J’ai l’impression que les personnages de votre dernier roman, Hermine et Juste Rivaz, dans leur sagesse et leur tranquillité, représentent la voie à suivre, une solution valable pour aujourd’hui. Est-ce que vous êtes d’accord avec ça?

[question adressée par Isabelle M., Monthey]

 

Chère Isabelle,

C’est fou de constater à quel point cette question que vous m’adressez revient souvent dans la bouche des lectrices et lecteurs que j’ai l’occasion de rencontrer. C’est encore arrivé récemment à la bibliothèque d’Orsières, en Valais, où ce fut au fond la seule véritable interrogation soulevée.

Tout ceci a tendance à me conforter, hélas, dans l’idée que le public semble avoir beaucoup de peine, aujourd’hui, à aborder un ouvrage littéraire autrement que comme un objet de pure distraction ou, à défaut, comme une sorte de vade-mecum, autrement dit de guide de vie, presque philosophique.
C’est tout à fait déstabilisant, parce que la littérature n’a rien à voir avec le développement personnel, permettez-moi de l’affirmer ici avec force. La réduire à une fonction aussi pragmatique conduit non seulement à passer à côté d’elle, mais aussi à éliminer de facto les textes qui n’offriraient pas de personnages «modèles», voire «exemplaires».
Dans un tel cas de figure, et pour en rester à mon petit cas personnel, je devrais dès lors vous conseiller de ne surtout pas lire mes romans précédents, car je crains que vous n’y trouviez aucune solution clé en mains.

Arrivée à ce stade, je devrais être capable de vous donner une définition à la fois éclairante et quasi incontestable de ce qu’est, ou devrait être, un texte dit littéraire, versus un ouvrage aidant à mieux vivre ou penser, ou un livre de pur entertainment etc. Pourtant, je n’en mène pas large, autant vous l’avouer. C’est une tâche trop difficile, peut-être impossible, en tout cas elle me dépasse à l’heure qu’il est.
J’ai bien quelques indices en stock, qui m’aident à m’éclairer moi-même, non seulement dans mes lectures, mais aussi dans mon propre travail d’écriture. Parmi ces indices, le premier s’appelle liberté. Accepter que l’auteur du texte que je suis en train de lire ne soit pas allé dans la direction qui me plairait, ou que j’attends. Accepter qu’il ou elle ait pris la liberté de m’emmener «ailleurs» que dans des endroits convenus, des paysages familiers. Tolérer surtout que le texte me déstabilise (autrement que pour de pures raisons de suspense …) m’apparaisse étrange par endroits, voire m’échappe en partie.
Il en va de même lorsque j’écris.
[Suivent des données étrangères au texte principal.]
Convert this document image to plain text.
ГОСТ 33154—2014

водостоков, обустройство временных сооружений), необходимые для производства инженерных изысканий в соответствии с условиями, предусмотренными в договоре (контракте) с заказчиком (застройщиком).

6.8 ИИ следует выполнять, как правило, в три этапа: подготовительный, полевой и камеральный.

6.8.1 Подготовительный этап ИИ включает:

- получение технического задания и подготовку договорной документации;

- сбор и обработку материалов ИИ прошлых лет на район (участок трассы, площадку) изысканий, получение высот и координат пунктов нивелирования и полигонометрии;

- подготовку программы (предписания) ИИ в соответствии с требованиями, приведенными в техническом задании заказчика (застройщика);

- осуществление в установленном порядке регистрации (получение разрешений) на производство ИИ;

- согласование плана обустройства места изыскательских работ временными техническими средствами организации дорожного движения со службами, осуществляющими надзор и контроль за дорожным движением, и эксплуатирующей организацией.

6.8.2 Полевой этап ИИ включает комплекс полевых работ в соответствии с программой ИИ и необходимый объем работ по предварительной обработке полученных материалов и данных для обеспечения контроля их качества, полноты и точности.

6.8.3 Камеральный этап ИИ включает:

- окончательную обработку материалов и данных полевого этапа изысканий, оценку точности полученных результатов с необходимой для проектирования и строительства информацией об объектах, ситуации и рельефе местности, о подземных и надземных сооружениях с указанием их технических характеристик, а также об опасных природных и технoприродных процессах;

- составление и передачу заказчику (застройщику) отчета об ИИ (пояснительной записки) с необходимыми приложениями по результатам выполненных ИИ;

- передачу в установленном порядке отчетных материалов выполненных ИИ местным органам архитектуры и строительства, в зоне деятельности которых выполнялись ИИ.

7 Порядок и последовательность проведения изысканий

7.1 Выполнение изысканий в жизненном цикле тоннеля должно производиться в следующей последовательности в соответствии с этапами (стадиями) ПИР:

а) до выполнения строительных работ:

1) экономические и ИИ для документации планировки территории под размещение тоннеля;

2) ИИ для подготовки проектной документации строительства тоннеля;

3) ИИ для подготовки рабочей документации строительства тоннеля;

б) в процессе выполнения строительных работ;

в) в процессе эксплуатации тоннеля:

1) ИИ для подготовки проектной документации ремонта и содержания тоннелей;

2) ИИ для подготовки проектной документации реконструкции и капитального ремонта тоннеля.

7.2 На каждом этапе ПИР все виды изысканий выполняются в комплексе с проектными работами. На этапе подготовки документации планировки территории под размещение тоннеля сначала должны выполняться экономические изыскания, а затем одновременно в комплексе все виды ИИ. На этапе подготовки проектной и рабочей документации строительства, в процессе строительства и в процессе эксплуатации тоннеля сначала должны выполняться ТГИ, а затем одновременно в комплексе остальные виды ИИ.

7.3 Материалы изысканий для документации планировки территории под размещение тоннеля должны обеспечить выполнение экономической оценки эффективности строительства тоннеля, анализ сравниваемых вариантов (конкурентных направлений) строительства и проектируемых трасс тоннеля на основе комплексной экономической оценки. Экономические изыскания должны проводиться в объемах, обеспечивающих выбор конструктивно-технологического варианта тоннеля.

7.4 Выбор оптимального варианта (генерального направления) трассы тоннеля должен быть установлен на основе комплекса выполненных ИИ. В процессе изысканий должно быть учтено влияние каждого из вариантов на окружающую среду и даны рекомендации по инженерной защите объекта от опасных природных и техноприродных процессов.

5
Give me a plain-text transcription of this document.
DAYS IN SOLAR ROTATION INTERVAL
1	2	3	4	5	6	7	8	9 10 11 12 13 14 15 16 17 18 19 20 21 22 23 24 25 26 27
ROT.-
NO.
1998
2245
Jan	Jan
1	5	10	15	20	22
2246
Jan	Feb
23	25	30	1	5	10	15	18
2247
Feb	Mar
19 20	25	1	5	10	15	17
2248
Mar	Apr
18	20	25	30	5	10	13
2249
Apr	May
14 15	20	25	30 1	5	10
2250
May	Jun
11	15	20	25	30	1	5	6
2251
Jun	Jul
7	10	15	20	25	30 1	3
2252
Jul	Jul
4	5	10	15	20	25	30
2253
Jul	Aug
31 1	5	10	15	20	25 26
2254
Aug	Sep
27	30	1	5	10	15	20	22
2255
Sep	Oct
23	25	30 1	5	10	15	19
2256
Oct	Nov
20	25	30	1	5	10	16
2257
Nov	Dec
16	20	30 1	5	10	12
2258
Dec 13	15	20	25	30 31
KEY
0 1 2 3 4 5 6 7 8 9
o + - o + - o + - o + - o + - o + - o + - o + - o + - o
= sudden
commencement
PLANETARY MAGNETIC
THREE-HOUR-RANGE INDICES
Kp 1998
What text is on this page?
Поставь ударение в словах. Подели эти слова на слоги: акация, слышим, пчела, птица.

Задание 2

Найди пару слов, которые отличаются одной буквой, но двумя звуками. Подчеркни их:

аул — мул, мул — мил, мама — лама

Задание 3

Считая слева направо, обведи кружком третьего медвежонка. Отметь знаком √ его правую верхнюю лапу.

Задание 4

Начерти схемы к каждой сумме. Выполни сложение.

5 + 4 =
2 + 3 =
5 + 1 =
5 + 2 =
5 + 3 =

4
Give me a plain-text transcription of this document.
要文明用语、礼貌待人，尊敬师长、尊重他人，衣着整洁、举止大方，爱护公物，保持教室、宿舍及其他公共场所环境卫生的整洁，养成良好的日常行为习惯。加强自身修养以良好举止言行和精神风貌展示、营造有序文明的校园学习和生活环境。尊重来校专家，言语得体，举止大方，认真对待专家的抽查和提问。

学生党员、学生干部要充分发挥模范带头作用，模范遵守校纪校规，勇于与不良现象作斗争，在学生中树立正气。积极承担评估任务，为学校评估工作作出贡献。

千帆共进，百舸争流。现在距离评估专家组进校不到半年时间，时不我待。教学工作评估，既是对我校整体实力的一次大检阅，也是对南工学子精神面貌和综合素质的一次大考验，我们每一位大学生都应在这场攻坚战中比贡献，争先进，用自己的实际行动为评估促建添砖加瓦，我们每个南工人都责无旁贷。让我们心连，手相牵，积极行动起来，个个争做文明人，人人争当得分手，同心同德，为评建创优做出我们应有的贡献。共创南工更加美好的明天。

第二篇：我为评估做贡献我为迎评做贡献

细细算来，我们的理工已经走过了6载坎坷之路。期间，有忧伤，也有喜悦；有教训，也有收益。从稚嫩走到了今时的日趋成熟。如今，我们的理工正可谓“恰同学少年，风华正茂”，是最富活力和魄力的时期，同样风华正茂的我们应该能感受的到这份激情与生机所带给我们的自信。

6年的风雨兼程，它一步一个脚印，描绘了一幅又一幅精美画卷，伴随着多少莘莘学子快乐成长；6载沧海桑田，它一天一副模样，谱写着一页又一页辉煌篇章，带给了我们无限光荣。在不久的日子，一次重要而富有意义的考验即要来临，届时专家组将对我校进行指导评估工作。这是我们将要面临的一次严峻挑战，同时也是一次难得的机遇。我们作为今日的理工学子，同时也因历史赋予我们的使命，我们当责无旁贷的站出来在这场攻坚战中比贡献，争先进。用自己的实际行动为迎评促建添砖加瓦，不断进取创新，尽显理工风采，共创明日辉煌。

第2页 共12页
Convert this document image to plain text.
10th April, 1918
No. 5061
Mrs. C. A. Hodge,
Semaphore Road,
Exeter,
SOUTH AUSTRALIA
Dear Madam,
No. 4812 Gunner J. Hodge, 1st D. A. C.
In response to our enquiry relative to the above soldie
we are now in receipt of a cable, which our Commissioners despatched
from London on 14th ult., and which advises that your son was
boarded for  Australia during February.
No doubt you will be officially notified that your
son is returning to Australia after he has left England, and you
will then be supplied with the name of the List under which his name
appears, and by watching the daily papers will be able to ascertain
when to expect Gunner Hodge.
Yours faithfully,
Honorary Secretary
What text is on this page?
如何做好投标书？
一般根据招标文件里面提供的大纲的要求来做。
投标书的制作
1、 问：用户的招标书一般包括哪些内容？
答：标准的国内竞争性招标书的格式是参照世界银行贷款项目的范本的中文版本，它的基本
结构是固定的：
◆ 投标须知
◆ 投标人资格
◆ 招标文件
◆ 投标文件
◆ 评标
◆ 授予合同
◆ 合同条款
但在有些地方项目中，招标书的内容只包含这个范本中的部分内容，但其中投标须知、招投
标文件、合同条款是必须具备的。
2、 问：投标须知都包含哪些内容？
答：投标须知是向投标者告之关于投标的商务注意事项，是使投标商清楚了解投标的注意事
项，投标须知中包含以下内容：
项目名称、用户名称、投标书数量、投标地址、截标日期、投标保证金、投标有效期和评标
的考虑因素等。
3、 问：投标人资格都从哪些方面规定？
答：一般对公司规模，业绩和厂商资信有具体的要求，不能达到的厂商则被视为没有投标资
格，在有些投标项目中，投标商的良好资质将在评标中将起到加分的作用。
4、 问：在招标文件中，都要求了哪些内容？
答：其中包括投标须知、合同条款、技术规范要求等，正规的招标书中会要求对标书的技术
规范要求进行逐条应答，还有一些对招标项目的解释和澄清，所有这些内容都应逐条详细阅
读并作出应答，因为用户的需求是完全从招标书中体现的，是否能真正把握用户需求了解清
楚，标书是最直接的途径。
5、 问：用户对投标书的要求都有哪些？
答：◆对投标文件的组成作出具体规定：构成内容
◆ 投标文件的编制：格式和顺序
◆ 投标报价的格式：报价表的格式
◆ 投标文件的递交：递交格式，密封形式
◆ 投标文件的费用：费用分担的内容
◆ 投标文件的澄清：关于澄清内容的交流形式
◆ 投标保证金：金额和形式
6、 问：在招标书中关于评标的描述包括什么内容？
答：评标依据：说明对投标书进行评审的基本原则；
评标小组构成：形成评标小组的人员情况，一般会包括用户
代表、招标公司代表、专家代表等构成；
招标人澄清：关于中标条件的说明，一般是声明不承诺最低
Je contrôle l’écriture, dans le sens où je travaille beaucoup sur elle, sur les rythmes, les enchaînements, la forme et tout ce qui relève de la maçonnerie, si je puis dire. Mais je ne prends jamais le contrôle sur les personnages. Je les laisse être ce qu’ils sont, et avancer à leur gré, dussent leurs choix, leurs actions et leurs paroles ne pas me convenir, ce qui arrive souvent. Sinon, j’aurais le sentiment non pas d’être dans un travail de création, mais plutôt d’exécuter une tâche que je me serais fixée, dans le but de parler de ceci et de cela, voire de faire passer des messages, une ambition qui me fait carrément horreur en littérature.

J’espère, chère Isabelle, que vous parvenez à suivre l’idée générale de ce que je laisse entendre ici, même si je me rends compte qu’il faudrait développer davantage. Toutefois, une Question qui tue n’est pas le lieu pour des développements de fond en comble. Plutôt pour de petites touches, que je m’efforce de livrer au gré des questions que vous m’adressez.

Ceci nous ramène à Monsieur et Madame Rivaz que vous semblez considérer comme une solution pour notre époque. Quel mot! Quelle responsabilité! Et puisque vous me posez la question, je vais donc vous répondre qu’à titre personnel, ce n’est pas du tout ma vision. Ceci ne m’empêche pas de respecter la vôtre, mais sachez que, durant les années d’écriture de ce livre, je ne me suis à aucun moment dit que ce couple représentait une solution pour nous apprendre, par exemple, à appréhender le monde d’aujourd’hui. Pas du tout. Il s’agit d’un couple âgé, avec des valeurs du passé, et en aucun cas je ne pense que de telles valeurs soient transposables telles quelles dans le monde actuel. En aucun cas je n’imagine, non plus, que revenir en arrière soit une solution, et encore moins que «c’était mieux avant».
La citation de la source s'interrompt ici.